When Isaacs finally left the pros at the age of 44, he settled more firmly in New York City. He began working with kids at the playgrounds, and through the years his guidance took on structure. He is now called the director of outreach programs at the Hoe Avenue Clubhouse, but Isaacs was reaching out well before he had such a grand title. He taught himself to be both coach and counselor. He found avenues for his talents at the Boys' and Girls' Club and at the clubhouse gym. A dozen years ago he began working during summers at Sarachek's basketball camp, a job he continues to perform today. In 1972 he started a fund-raising campaign to send Bronx youngsters to summer camp, another effort he continues.
Isaacs, so long a barnstormer, still loves to travel. On a trip to Australia in 1988, he perfected a hilarious Crocodile Dundee impression, and the following year in Moscow he discovered that the fastest way to hail a Russian cab is with a pack of Marlboro cigarettes in hand. But the central part of his life is in the Bronx. After his morning workouts, he counsels not only teenagers but inmates from a nearby minimum-security facility, who spend two hours a day at the gym. The work is sometimes enjoyable, sometimes painfully frustrating. Three Bronx youths who used to drop by the Hoe Avenue Clubhouse died recently, all of them violently.
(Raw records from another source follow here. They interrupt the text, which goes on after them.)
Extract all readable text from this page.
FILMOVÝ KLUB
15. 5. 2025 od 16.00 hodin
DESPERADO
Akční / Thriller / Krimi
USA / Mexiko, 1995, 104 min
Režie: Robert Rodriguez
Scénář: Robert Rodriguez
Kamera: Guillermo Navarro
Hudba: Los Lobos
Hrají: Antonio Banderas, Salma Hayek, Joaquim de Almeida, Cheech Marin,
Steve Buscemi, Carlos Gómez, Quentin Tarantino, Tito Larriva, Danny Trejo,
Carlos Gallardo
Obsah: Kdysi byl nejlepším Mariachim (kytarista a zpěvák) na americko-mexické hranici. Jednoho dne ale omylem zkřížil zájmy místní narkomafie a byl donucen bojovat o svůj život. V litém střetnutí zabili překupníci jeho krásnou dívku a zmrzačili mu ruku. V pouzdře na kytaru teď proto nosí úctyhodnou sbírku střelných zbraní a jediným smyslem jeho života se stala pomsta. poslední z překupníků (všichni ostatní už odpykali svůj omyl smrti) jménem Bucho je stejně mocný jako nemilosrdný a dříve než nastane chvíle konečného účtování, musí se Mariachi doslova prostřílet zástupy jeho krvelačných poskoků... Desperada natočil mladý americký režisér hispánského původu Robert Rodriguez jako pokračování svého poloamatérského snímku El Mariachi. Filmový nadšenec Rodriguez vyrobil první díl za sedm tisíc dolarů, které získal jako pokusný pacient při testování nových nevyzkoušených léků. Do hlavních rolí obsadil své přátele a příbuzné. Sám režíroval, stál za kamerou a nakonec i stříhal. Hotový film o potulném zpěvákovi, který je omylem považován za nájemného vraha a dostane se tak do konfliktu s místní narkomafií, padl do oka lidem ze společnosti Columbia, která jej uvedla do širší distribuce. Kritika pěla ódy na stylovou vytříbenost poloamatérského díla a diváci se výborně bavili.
The first was killed in a fight over a fake gold chain, the second in a drive-by shooting and the third in a gang war. Isaacs knows that life is difficult on New York's meanest streets, but this doesn't make the losses any easier to bear. "I try to tell these kids that it's easy to get into trouble but hard to get out of it," he says as he reflects upon the recent deaths. "They don't want to hear it."
His spirits lift again as he redirects his attention to basketball. While a pickup game proceeds on the gym's single court, Isaacs puts a group of college-bound students through a rigorous ball-movement drill on the sidelines. He's in his element here, upstairs in the club, teaching the thing he knows best. Sure, he would like to be in the Hall of Fame, but being in this gym that bears his name will do for now. "Getting into the Hall would be nice," Isaacs says. "It would mean that somewhere along the way, someone recognized the fact that I was one of the pioneers. But if I can capture the attention of a few of these youngsters and help them, that's worthwhile, too."